The amendments Mr. Murphy was championing might in fact have done some good in this case. Not only would they ban gun sales to those on the terror watch list but they would also expand background checks to private sales. Presently in most states, a terrorist, a felon or anyone else could use what's known as the "gun show loophole" to buy a firearm without being subject to a background check. Meanwhile, by itself, enacting the terror watch list gun sales ban wouldn't have had any effect — Mateen had been on it years before when he had come under scrutiny by the FBI, but he dropped off after authorities found no conclusive evidence linking him to terrorism. That's why the current version, authored by California Sen. Dianne Feinstein and Vermont Sen. Patrick Leahy, extends the prohibition to anyone who has been the subject of a federal terrorism investigation within the last five years.
That would have covered Mateen, but it may also make the measure impossible to pass. Some civil liberties advocates were leery of previous versions of this legislation, fearing a slippery slope to the denial of other rights to people who have not been convicted of a crime. We believe that concern is misplaced, given the precedent of denying gun purchases to those who suffer from mental illness, but adding a five-year retrospective clause to the legislation could rob the measure of crucial Democratic votes, without which it is assuredly doomed.

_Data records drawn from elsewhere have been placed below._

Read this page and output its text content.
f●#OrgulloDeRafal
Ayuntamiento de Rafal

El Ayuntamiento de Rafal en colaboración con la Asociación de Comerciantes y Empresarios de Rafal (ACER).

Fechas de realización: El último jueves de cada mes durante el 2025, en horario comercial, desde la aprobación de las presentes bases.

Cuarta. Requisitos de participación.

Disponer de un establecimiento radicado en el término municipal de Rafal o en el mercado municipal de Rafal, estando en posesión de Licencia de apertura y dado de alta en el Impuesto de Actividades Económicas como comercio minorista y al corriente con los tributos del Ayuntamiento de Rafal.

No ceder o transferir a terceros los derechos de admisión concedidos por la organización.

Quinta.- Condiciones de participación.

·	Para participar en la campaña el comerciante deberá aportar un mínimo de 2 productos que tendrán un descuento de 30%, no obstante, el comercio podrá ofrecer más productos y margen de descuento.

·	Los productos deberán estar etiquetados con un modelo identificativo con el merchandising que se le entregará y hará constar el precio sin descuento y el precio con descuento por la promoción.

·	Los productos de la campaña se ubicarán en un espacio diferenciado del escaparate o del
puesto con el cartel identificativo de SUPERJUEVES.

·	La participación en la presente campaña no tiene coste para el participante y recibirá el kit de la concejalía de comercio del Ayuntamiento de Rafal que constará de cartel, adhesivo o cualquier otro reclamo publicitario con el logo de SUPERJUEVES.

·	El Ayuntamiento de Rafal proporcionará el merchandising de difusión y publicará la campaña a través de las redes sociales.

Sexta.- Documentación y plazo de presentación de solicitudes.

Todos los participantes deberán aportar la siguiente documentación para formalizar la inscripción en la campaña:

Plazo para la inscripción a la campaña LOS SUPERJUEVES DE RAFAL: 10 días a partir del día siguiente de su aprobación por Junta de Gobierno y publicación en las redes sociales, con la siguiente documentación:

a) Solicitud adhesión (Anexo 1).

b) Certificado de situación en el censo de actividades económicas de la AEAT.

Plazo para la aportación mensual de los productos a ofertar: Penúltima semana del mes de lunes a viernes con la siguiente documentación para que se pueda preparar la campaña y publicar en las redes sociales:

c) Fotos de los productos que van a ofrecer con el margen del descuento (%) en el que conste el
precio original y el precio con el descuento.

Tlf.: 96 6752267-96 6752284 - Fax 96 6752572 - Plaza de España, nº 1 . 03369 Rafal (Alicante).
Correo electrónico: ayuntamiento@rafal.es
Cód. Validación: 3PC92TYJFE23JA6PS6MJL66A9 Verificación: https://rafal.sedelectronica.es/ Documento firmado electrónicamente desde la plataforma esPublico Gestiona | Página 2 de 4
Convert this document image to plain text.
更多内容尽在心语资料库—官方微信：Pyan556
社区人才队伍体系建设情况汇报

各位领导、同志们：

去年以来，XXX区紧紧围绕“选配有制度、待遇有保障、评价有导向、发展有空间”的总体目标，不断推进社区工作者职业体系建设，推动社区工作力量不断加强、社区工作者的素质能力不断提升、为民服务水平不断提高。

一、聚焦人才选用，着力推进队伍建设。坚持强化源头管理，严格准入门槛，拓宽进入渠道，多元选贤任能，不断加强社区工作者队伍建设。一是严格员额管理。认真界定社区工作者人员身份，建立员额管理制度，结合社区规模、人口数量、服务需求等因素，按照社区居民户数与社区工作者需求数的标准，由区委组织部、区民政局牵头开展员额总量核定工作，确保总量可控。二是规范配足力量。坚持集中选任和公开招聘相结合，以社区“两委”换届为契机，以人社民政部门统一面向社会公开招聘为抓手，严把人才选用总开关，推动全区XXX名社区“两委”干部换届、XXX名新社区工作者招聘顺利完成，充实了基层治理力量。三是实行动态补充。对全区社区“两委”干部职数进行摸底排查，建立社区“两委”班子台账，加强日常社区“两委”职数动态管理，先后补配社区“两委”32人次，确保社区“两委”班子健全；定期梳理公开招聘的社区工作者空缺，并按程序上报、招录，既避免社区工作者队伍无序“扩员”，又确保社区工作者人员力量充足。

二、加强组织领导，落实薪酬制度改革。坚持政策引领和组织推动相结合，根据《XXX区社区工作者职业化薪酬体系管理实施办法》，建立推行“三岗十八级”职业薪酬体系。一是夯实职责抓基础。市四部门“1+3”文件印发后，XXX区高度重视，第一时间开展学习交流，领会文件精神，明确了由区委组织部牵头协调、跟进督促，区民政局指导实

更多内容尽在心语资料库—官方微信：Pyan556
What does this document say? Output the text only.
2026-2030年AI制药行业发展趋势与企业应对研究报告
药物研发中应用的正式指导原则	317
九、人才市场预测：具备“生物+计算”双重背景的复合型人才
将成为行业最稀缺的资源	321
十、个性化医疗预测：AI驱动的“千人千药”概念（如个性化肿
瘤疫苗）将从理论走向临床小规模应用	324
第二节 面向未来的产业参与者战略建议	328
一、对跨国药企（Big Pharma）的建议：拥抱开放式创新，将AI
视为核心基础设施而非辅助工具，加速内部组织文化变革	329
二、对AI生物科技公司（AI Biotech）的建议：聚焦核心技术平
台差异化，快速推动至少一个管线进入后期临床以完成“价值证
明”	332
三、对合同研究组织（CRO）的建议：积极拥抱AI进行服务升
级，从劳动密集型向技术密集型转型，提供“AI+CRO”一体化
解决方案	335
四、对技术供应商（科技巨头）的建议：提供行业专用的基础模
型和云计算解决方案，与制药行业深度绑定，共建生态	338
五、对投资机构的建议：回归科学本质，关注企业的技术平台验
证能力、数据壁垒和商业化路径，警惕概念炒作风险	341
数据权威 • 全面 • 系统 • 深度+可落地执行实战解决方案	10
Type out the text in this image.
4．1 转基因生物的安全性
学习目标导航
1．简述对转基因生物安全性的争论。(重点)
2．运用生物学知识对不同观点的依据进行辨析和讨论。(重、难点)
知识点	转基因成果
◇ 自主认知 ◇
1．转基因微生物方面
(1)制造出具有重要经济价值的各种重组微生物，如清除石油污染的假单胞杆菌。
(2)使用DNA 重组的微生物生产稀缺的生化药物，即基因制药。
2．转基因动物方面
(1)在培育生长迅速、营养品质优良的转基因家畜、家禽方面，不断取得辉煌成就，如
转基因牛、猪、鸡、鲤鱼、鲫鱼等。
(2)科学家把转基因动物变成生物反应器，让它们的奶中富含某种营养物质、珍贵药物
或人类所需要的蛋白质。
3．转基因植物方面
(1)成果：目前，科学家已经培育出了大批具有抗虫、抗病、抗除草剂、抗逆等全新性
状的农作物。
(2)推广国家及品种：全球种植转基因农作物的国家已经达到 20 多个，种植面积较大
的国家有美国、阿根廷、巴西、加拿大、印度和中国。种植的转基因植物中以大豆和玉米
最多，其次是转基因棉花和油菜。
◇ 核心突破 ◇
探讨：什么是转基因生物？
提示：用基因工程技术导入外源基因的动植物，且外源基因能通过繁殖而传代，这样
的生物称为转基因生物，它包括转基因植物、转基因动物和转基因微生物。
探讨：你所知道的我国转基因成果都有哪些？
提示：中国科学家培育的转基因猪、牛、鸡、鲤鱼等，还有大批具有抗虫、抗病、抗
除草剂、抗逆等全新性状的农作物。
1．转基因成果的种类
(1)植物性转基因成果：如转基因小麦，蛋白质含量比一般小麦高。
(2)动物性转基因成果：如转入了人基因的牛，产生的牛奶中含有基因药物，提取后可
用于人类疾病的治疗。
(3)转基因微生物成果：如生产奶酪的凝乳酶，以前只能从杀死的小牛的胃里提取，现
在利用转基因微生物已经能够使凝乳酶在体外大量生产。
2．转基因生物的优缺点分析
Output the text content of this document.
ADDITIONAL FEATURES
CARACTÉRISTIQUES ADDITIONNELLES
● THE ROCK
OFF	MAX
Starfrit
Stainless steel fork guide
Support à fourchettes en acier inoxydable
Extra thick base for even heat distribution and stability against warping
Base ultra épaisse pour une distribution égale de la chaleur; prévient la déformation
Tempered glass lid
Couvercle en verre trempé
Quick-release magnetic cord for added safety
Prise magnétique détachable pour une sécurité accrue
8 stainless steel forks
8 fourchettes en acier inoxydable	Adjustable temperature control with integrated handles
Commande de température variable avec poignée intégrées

It's probably doomed anyway. The Senate voted on the previous version of the watch-list legislation in December, after the San Bernardino shootings, and it failed 45-54, with one Republican in favor and one Democrat opposed. Nothing appears substantively to have changed in the voting lines.
Republicans, despite some talk about seeking a compromise, appear unwilling to back anything like a workable solution. We don't know quite what Mr. Trump meant when he wrote, "I will be meeting with the N.R.A., who has endorsed me, about not allowing people on the terrorist watch list, or the no-fly list, to buy guns," but we are pretty sure what he'll discover when he sits down with the group, which shows now signs of abdicating its agenda-setting role for Republicans on Capitol Hill. It has supported an approach currently being pushed by Republican Texas Sen. John Cornyn that would only give the federal government three days to prove that someone on the watch list should be banned from buying a gun — a timetable that would be all but impossible to meet.